Alex Silvia, 17, would have been spending his senior year at Kenmore East High School and playing for the Buffalo Regals 18U Selects AAA of the Midwest Elite Hockey League if he hadn't been given the opportunity to go on to bigger and better things.
Instead, Alex is attending Trinity-Pawling, a boarding school in Upstate New York where he is retaking his junior year of high school and playing hockey in the New England Founders League, one of the oldest leagues in high school hockey.
For the past couple of years, Alex was searching for schools where he could elevate his game and increase his chances of playing college hockey. And if he ever received a chance to play in the National Hockey League from all of this, he wouldn't be too disappointed.

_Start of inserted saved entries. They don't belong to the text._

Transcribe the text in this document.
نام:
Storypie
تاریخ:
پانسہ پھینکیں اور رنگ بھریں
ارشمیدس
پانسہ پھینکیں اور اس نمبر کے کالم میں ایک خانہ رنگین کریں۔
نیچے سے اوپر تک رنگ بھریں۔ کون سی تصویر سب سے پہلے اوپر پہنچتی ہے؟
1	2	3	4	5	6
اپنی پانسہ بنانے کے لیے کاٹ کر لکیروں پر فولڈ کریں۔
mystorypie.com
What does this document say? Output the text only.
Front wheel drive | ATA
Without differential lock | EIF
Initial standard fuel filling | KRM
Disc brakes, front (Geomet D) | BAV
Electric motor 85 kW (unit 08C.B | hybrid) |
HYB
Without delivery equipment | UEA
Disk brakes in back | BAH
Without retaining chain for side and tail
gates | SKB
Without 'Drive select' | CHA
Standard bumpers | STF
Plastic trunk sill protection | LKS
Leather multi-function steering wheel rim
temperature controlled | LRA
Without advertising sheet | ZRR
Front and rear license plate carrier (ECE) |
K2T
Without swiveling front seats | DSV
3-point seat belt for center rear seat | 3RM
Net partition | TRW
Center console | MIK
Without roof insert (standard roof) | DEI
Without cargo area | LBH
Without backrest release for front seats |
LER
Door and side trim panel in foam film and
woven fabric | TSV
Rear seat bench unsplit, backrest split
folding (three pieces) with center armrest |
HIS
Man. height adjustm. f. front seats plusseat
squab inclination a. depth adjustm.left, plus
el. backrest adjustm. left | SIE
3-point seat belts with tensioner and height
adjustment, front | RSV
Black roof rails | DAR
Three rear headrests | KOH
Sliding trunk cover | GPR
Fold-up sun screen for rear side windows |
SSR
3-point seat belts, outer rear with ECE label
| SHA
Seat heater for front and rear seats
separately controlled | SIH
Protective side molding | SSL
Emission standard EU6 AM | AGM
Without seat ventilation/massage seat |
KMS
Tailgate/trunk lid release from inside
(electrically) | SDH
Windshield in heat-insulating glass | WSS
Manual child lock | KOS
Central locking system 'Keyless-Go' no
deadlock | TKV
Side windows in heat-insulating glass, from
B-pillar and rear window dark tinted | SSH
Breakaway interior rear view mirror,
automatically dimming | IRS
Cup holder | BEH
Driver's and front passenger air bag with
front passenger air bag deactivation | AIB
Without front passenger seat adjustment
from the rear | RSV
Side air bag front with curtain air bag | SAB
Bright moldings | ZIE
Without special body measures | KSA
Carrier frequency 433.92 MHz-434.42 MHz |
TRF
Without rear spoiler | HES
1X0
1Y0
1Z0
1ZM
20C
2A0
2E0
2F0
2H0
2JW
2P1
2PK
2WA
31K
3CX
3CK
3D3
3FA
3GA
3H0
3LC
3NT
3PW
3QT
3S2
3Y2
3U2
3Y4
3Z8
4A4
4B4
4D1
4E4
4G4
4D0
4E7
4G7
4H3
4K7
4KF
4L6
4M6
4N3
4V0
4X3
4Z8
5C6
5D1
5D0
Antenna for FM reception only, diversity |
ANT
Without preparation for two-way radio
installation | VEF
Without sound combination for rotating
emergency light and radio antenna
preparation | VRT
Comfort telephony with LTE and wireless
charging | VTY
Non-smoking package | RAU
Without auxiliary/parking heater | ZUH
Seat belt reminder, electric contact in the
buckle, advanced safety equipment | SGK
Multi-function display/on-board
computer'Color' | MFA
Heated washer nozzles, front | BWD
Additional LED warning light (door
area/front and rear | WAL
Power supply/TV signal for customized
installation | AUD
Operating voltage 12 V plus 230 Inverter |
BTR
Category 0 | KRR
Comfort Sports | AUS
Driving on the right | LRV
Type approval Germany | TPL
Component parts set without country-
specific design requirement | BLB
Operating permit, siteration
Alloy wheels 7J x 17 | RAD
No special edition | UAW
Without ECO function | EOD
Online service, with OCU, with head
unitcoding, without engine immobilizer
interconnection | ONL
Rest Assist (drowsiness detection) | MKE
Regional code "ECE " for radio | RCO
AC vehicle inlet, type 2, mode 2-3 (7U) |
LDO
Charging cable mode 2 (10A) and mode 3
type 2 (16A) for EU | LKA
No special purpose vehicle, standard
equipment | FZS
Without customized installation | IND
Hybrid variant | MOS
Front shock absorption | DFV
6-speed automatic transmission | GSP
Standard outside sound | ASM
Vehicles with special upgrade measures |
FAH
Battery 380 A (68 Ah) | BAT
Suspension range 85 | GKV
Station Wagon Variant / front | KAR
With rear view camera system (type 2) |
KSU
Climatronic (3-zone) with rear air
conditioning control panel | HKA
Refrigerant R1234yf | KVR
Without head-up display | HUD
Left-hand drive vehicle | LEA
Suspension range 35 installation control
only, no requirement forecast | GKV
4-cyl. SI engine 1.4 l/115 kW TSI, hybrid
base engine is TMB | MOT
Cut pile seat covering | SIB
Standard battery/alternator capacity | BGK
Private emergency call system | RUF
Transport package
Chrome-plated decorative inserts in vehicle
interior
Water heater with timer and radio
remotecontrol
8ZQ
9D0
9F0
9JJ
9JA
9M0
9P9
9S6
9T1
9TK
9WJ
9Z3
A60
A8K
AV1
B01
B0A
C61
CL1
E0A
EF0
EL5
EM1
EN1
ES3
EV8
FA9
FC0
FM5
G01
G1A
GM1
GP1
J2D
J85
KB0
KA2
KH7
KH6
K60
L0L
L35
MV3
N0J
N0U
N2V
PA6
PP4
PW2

Alex was hooked on Trinity-Pawling School after he went for a visit last spring.
"I came up for a visit and just loved it," Alex said. "I chose it because it's kind of a home away from home. I feel comfortable around here. The all-guys experience is kind of something different, but it's not as bad as you would expect. It's definitely the place you want to be if you want to play college hockey."
Trinity-Pawling borders Connecticut, and the majority of the teams Alex and his teammates face off against are from the Connecticut area. The farthest his team travels to play is Deerfield, Mass., which is about two hours from Trinity-Pawling.
"It's nothing compared to what I had to do last year," Alex said.
When he played for the Regals, Alex usually had to miss most Thursdays and Fridays of school to travel around the country for hockey. Missing so much school for hockey is why Alex is repeating his junior year.
"It's pretty weird -- I see all my friends in their senior year and everything and I miss that a little bit," Alex said. "But because I had to miss so much school last year -- I kind of had to do it so it would help me for college and help me get into a better school. It's really not that bad because the kids here are great and the teachers here are great. It's really a family environment so it's something I could do for two years."
Alex is taking physics, pre-calculus, AP English and AP European history at his new school and he usually has two to three hours of homework each night.
"The classes are a lot harder, but the good thing is that because we only have about 250 kids at this school, it's about probably seven to eight kids in class," he said. "So it's harder, yeah, but you're able to go to your teacher's house and get extra help. It's really a tight-knit kind of community thing. It makes it a lot easier."
Alex says he has never felt like his decision was a sacrifice.
"I'm already having better opportunities here than I did when I went to [Kenmore] East and played for the Regals," Alex said. "It made me a better person already, and the hockey opportunities are ... really good right now. It wasn't really a sacrifice, it was an opportunity. I feel really privileged.
"It's really tough obviously seeing everyone in their senior year and missing all that stuff. I want to play college hockey and this is just one of the things I have to do," he added. "I think it's worth being here, meeting all these new people, doing all these new things. It's something that a lot of people don't really have the opportunity to do."
However, making the decision was difficult. Alex turned to his family for help.
"It was hard at first to realize I would be away from my friends and miss my senior year at [Kenmore] East," he said. "I started talking to a little bit of my family and it just made more and more sense for the path I'm trying to take to help me get to college and hockey."
The transition from public school to private as well as from living at home to dorming were things Alex has had to get used to.
"I got lucky because I am in a triple dorm with two roommates, one that went to [Williamsville North -- Vinny Muto] and one who went to Niagara Falls [Mark Maraschiello]. I grew up playing with them," Alex said. "It was kind of easy to adjust. It was a lot different. It's a lot of freedom, but it's a lot of responsibility, too."
Along with adjusting to no longer enjoying the comforts of home, Alex had to adjust to the new workload coupled with his newfound freedom.
"It was tough to push myself to get work done," he said. "It's definitely a maturing process where I have to learn to kind of live on my own and do all these things on my own. My parents aren't really there to push me anymore. I had to work on that, to take responsibility for myself to get my stuff done -- kind of being on your own and living in a dorm, getting to bed on time. There's nobody telling you to turn the lights off or anything like that. It's definitely helped me get ready and do things on my own a little bit."
As for his hockey team, the driving force behind his decision to give up the life he knew to pursue his dreams: He loves it.
"I love the guys. We have guys from all over the place. It's basically a family. We came together. There's some local kids. There's a kid from Hungary, a kid from Sweden, a bunch of Toronto kids, a Quebec kid, people from all over the place," Alex said. "It's really cool to get together and play hockey with kids from all over the world and share that."
Playing for Trinity-Pawling has also helped Alex improve his game.
"It's helped me toward college hockey; like the speed and the pace of the game," he said.
It's also changed his outlook on life: "It broadened my horizons and helped me see it's not all about hockey but about the education, too."